Secondo quanto emerso dalle analisi della Corte, i fondi stanziati nel periodo 2014-2020 ammontano a circa 3,8 miliardi di euro, di cui 2,4 legati solo ai Fondi FESR e FC. Inoltre la suddivisione non è stata equa tra tutti e 27 gli Stati membri.
Due terzi della spesa sono stati infatti destinati a 5 Paesi, ossia Polonia, Repubblica ceca, Germania, Bulgaria e Italia.

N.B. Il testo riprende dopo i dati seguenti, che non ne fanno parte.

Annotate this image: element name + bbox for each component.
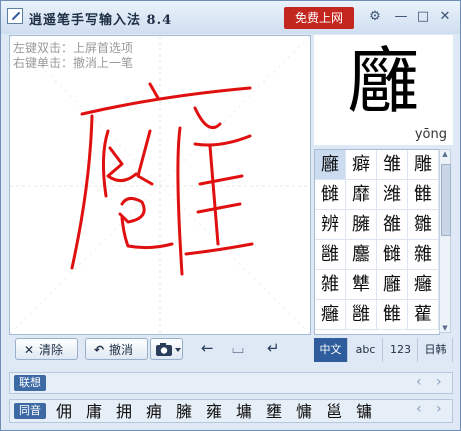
ime-window: 逍遥笔手写输入法 8.4 免费上网 ⚙ — □ ✕ 左键双击：上屏首选项 右键单…: [0, 0, 461, 431]
candidate-cell[interactable]: 雔: [377, 300, 408, 330]
homophone-next-button[interactable]: ›: [436, 401, 442, 417]
association-prev-button[interactable]: ‹: [416, 374, 422, 390]
candidate-cell[interactable]: 雔: [408, 180, 439, 210]
ink-stroke: [136, 129, 154, 186]
tab-123[interactable]: 123: [384, 338, 418, 362]
homophone-candidate[interactable]: 慵: [296, 401, 312, 423]
preview-pinyin: yōng: [414, 127, 447, 142]
undo-icon: ↶: [93, 343, 105, 357]
candidate-cell[interactable]: 犨: [346, 270, 377, 300]
ink-stroke: [148, 82, 160, 100]
ink-strokes: [10, 36, 310, 334]
candidate-cell[interactable]: 癰: [408, 270, 439, 300]
window-title: 逍遥笔手写输入法 8.4: [29, 13, 173, 28]
tab-chinese[interactable]: 中文: [314, 338, 348, 362]
undo-label: 撤消: [109, 343, 134, 357]
ink-stroke: [184, 242, 254, 256]
homophone-candidate[interactable]: 痈: [146, 401, 162, 423]
homophone-candidate[interactable]: 墉: [236, 401, 252, 423]
candidate-cell[interactable]: 雒: [377, 210, 408, 240]
ink-stroke: [208, 144, 220, 246]
title-bar[interactable]: 逍遥笔手写输入法 8.4 免费上网 ⚙ — □ ✕: [1, 1, 460, 34]
handwriting-canvas[interactable]: 左键双击：上屏首选项 右键单击：撤消上一笔: [9, 35, 311, 335]
homophone-label: 同音: [14, 403, 46, 419]
association-label: 联想: [14, 375, 46, 391]
close-button[interactable]: ✕: [437, 9, 453, 25]
character-preview: 廱 yōng: [314, 35, 453, 145]
clear-label: 清除: [39, 343, 64, 357]
homophone-candidate[interactable]: 壅: [266, 401, 282, 423]
ink-stroke: [70, 114, 94, 270]
candidate-cell[interactable]: 雠: [315, 180, 346, 210]
scroll-down-icon[interactable]: ▼: [440, 324, 450, 332]
scroll-up-icon[interactable]: ▲: [440, 150, 450, 158]
candidate-cell[interactable]: 雜: [408, 240, 439, 270]
homophone-candidate[interactable]: 雍: [206, 401, 222, 423]
candidate-cell[interactable]: 雝: [315, 240, 346, 270]
ink-stroke: [80, 86, 252, 116]
preview-character: 廱: [347, 39, 420, 123]
canvas-toolbar: ✕ 清除 ↶ 撤消 ← ⌴ ↵: [9, 337, 311, 363]
ink-stroke: [196, 202, 242, 214]
ink-stroke: [198, 174, 244, 186]
candidate-cell[interactable]: 癖: [346, 150, 377, 180]
gear-icon[interactable]: ⚙: [367, 9, 383, 25]
minimize-button[interactable]: —: [393, 9, 409, 25]
homophone-candidate[interactable]: 镛: [356, 401, 372, 423]
candidate-cell[interactable]: 雛: [408, 210, 439, 240]
candidate-cell[interactable]: 雕: [408, 150, 439, 180]
association-next-button[interactable]: ›: [436, 374, 442, 390]
homophone-candidate[interactable]: 臃: [176, 401, 192, 423]
candidate-cell[interactable]: 雚: [408, 300, 439, 330]
tab-japanese-korean[interactable]: 日韩: [419, 338, 453, 362]
clear-button[interactable]: ✕ 清除: [15, 338, 78, 360]
association-bar: 联想 ‹ ›: [9, 372, 453, 394]
candidate-cell[interactable]: 雠: [377, 240, 408, 270]
candidate-cell[interactable]: 雏: [377, 150, 408, 180]
candidate-cell[interactable]: 癰: [315, 300, 346, 330]
ink-stroke: [118, 197, 146, 224]
candidate-cell[interactable]: 廱: [315, 150, 346, 180]
homophone-prev-button[interactable]: ‹: [416, 401, 422, 417]
hint-right-click: 右键单击：撤消上一笔: [13, 56, 134, 70]
candidate-scrollbar[interactable]: ▲ ▼: [439, 149, 451, 333]
tab-abc[interactable]: abc: [349, 338, 383, 362]
candidate-cell[interactable]: 靡: [346, 180, 377, 210]
candidate-cell[interactable]: 辨: [315, 210, 346, 240]
ink-stroke: [193, 134, 252, 147]
candidate-grid: 廱癖雏雕雠靡潍雔辨臃雒雛雝麢雠雜雑犨廱癰癰雝雔雚: [314, 149, 440, 335]
pen-app-icon: [7, 8, 23, 24]
candidate-cell[interactable]: 潍: [377, 180, 408, 210]
camera-icon: [156, 343, 181, 356]
homophone-candidate[interactable]: 佣: [56, 401, 72, 423]
left-arrow-icon[interactable]: ←: [201, 339, 214, 357]
scroll-thumb[interactable]: [441, 164, 451, 236]
free-internet-button[interactable]: 免费上网: [284, 7, 354, 29]
ink-stroke: [176, 126, 184, 276]
candidate-cell[interactable]: 臃: [346, 210, 377, 240]
ink-stroke: [193, 106, 222, 129]
ink-stroke: [106, 146, 138, 182]
maximize-button[interactable]: □: [415, 9, 431, 25]
mode-tabs: 中文 abc 123 日韩: [314, 338, 454, 362]
space-icon[interactable]: ⌴: [232, 339, 244, 357]
screenshot-button[interactable]: [150, 338, 183, 360]
close-icon: ✕: [23, 343, 35, 357]
homophone-bar: 同音 ‹ › 佣庸拥痈臃雍墉壅慵邕镛: [9, 399, 453, 423]
candidate-cell[interactable]: 廱: [377, 270, 408, 300]
undo-button[interactable]: ↶ 撤消: [85, 338, 148, 360]
candidate-cell[interactable]: 麢: [346, 240, 377, 270]
candidate-cell[interactable]: 雝: [346, 300, 377, 330]
homophone-candidate[interactable]: 邕: [326, 401, 342, 423]
homophone-candidate[interactable]: 庸: [86, 401, 102, 423]
homophone-candidate[interactable]: 拥: [116, 401, 132, 423]
candidate-cell[interactable]: 雑: [315, 270, 346, 300]
enter-icon[interactable]: ↵: [267, 339, 280, 357]
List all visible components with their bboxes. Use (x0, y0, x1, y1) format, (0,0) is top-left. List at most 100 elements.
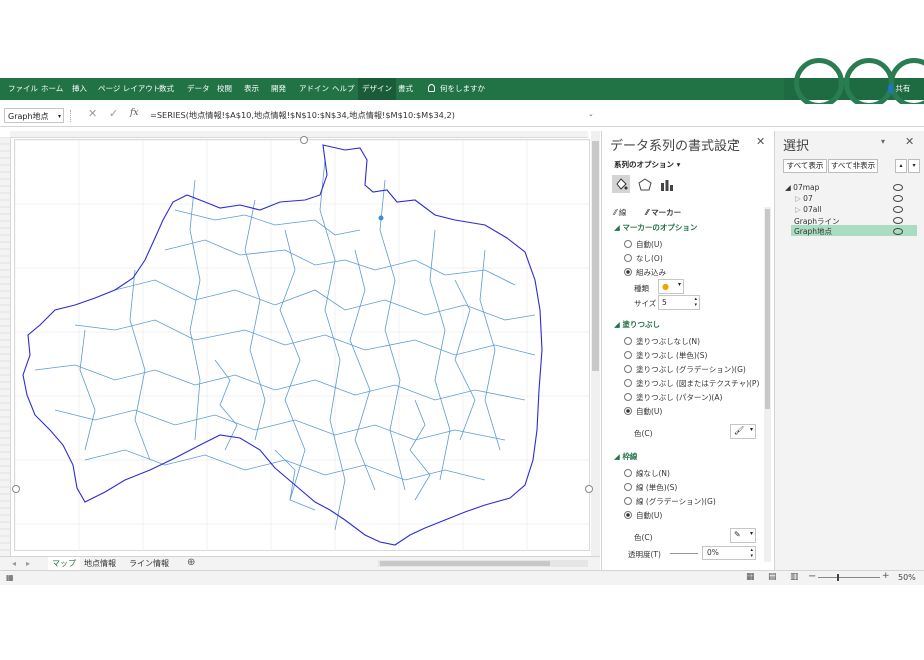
tab-developer[interactable]: 開発 (267, 78, 290, 100)
radio-button[interactable] (624, 240, 632, 248)
tab-scroll-left-icon[interactable]: ◂ (8, 557, 20, 570)
enter-icon[interactable]: ✓ (109, 107, 118, 120)
cancel-icon[interactable]: ✕ (88, 107, 97, 120)
normal-view-icon[interactable]: ▦ (746, 572, 755, 582)
marker-radio-builtin[interactable]: 組み込み (624, 267, 666, 278)
radio-button[interactable] (624, 379, 632, 387)
pane-scrollbar-thumb[interactable] (765, 209, 770, 409)
marker-type-dropdown[interactable]: ● ▾ (658, 279, 684, 294)
border-radio-gradient[interactable]: 線 (グラデーション)(G) (624, 496, 716, 507)
border-radio-auto[interactable]: 自動(U) (624, 510, 662, 521)
sheet-tab-line-info[interactable]: ライン情報 (125, 557, 173, 570)
vertical-scrollbar[interactable] (591, 131, 600, 556)
share-button[interactable]: 👤共有 (882, 78, 914, 100)
close-icon[interactable]: ✕ (905, 135, 914, 148)
tab-data[interactable]: データ (183, 78, 214, 100)
expand-formula-bar-icon[interactable]: ⌄ (588, 110, 594, 118)
border-section[interactable]: ◢ 枠線 (614, 451, 637, 462)
fill-line-tab[interactable] (612, 175, 630, 193)
fill-radio-auto[interactable]: 自動(U) (624, 406, 662, 417)
tab-scroll-right-icon[interactable]: ▸ (22, 557, 34, 570)
series-options-tab[interactable] (660, 178, 674, 194)
zoom-slider-thumb[interactable] (837, 574, 839, 581)
tab-page-layout[interactable]: ページ レイアウト (94, 78, 164, 100)
selection-item-group[interactable]: ◢ 07map (785, 183, 819, 192)
radio-button[interactable] (624, 337, 632, 345)
marker-subtab[interactable]: ⁄⁄ マーカー (646, 207, 681, 218)
pane-scrollbar[interactable] (764, 207, 771, 562)
radio-button[interactable] (624, 497, 632, 505)
zoom-slider[interactable] (818, 574, 880, 581)
insert-function-icon[interactable]: fx (130, 108, 138, 118)
radio-button[interactable] (624, 351, 632, 359)
move-down-button[interactable]: ▾ (908, 159, 920, 173)
series-options-dropdown[interactable]: 系列のオプション ▾ (614, 159, 680, 170)
tab-design[interactable]: デザイン (358, 78, 396, 100)
zoom-out-icon[interactable]: − (808, 571, 816, 582)
row-headers[interactable] (0, 136, 11, 556)
graph-point-marker[interactable] (378, 215, 384, 221)
radio-button[interactable] (624, 365, 632, 373)
line-subtab[interactable]: ⁄⁄ 線 (614, 207, 626, 218)
tab-review[interactable]: 校閲 (213, 78, 236, 100)
tab-view[interactable]: 表示 (240, 78, 263, 100)
tab-format[interactable]: 書式 (394, 78, 417, 100)
name-box[interactable]: Graph地点 ▾ (4, 108, 64, 123)
border-color-picker[interactable]: ✎ ▾ (730, 528, 756, 543)
chevron-down-icon[interactable]: ▾ (58, 109, 61, 124)
stepper-arrows-icon[interactable]: ▴ ▾ (750, 547, 753, 559)
chart-resize-handle[interactable] (300, 136, 308, 144)
fill-radio-solid[interactable]: 塗りつぶし (単色)(S) (624, 350, 707, 361)
zoom-in-icon[interactable]: + (882, 571, 890, 581)
radio-button[interactable] (624, 483, 632, 491)
zoom-level[interactable]: 50% (898, 573, 916, 582)
move-up-button[interactable]: ▴ (895, 159, 907, 173)
horizontal-scrollbar[interactable] (378, 560, 588, 567)
tell-me-search[interactable]: 何をしますか (424, 78, 489, 100)
map-chart[interactable] (12, 136, 593, 551)
marker-size-stepper[interactable]: 5 ▴ ▾ (658, 295, 700, 310)
marker-options-section[interactable]: ◢ マーカーのオプション (614, 222, 697, 233)
eye-icon[interactable] (893, 206, 903, 213)
radio-button[interactable] (624, 393, 632, 401)
transparency-slider[interactable] (670, 553, 698, 554)
add-sheet-icon[interactable]: ⊕ (183, 557, 199, 570)
eye-icon[interactable] (893, 228, 903, 235)
tab-home[interactable]: ホーム (37, 78, 67, 100)
horizontal-scrollbar-thumb[interactable] (380, 561, 550, 566)
selection-item[interactable]: ▷ 07 (795, 194, 813, 203)
eye-icon[interactable] (893, 217, 903, 224)
fill-radio-picture[interactable]: 塗りつぶし (図またはテクスチャ)(P) (624, 378, 759, 389)
hide-all-button[interactable]: すべて非表示 (828, 159, 878, 173)
fill-radio-pattern[interactable]: 塗りつぶし (パターン)(A) (624, 392, 722, 403)
radio-button[interactable] (624, 254, 632, 262)
eye-icon[interactable] (893, 195, 903, 202)
fill-radio-none[interactable]: 塗りつぶしなし(N) (624, 336, 700, 347)
effects-tab[interactable] (638, 178, 652, 194)
scrollbar-thumb[interactable] (592, 141, 599, 371)
tab-help[interactable]: ヘルプ (328, 78, 359, 100)
pane-menu-icon[interactable]: ▾ (734, 137, 738, 146)
chart-resize-handle[interactable] (12, 485, 20, 493)
border-radio-solid[interactable]: 線 (単色)(S) (624, 482, 677, 493)
tab-formulas[interactable]: 数式 (155, 78, 178, 100)
chart-resize-handle[interactable] (585, 485, 593, 493)
page-break-view-icon[interactable]: ▥ (790, 572, 799, 582)
selection-item[interactable]: ▷ 07all (795, 205, 821, 214)
stepper-arrows-icon[interactable]: ▴ ▾ (694, 296, 697, 308)
formula-bar-grip[interactable] (70, 110, 73, 122)
formula-input[interactable]: =SERIES(地点情報!$A$10,地点情報!$N$10:$N$34,地点情報… (150, 108, 590, 123)
fill-color-picker[interactable]: 🖌 ▾ (730, 424, 756, 439)
marker-radio-auto[interactable]: 自動(U) (624, 239, 662, 250)
radio-button-selected[interactable] (624, 511, 632, 519)
border-radio-none[interactable]: 線なし(N) (624, 468, 670, 479)
close-icon[interactable]: ✕ (756, 135, 765, 148)
marker-radio-none[interactable]: なし(O) (624, 253, 663, 264)
pane-menu-icon[interactable]: ▾ (881, 137, 885, 146)
page-layout-view-icon[interactable]: ▤ (768, 572, 777, 582)
column-headers[interactable] (10, 131, 588, 138)
fill-radio-gradient[interactable]: 塗りつぶし (グラデーション)(G) (624, 364, 746, 375)
eye-icon[interactable] (893, 184, 903, 191)
radio-button[interactable] (624, 469, 632, 477)
show-all-button[interactable]: すべて表示 (783, 159, 827, 173)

Risparmio energetico nelle aziende? Difficile valutarlo
L’analisi si è concentrata principalmente sugli strumenti della politica di coesione con l’obiettivo di comprendere se la spesa fosse stata proficua o meno. Tuttavia i risultati mostrano che la situazione è molto più complessa del previsto e in alcuni casi è molto difficile da valutare dato che non è possibile effettuare una valutazione della performance a livello comunitario.
Questo perché gli indicatori nazionali utilizzati per valutare il risparmio energetico nelle aziende non sono gli stessi in tutta Europa ma variano da Stato a Stato. E come se non bastasse a volte variano anche tra i diversi programmi d’efficientamento dello stesso Paese.
La relazione poi solleva dei dubbi anche circa il reale valore aggiunto degli aiuti europei. In altre parole, servono o non servono? In una nota stampa la Corte scrive: “è chiaro che le sovvenzioni Ue sono prese in considerazione quando le imprese adottano decisioni d’investimento”.
“Ma, nella maggior parte dei casi, gli investimenti che hanno ricevuto finanziamenti erano stati già pianificati“. Tradotto, molti dei progetti finanziati sarebbero andati avanti comunque anche senza il sostegno comunitario, dato che investire nell’efficientamento delle aziende in genere conviene.
Tenendo conto di ciò, la Corte ha cercato di elaborare una stima del potenziale risparmio generato dai progetti finanziati con i FESR e FC. Da alcuni calcoli è emerso che la quota totale è di appena 0,3%, fornendo un contributo decisamente modesto ai target europei.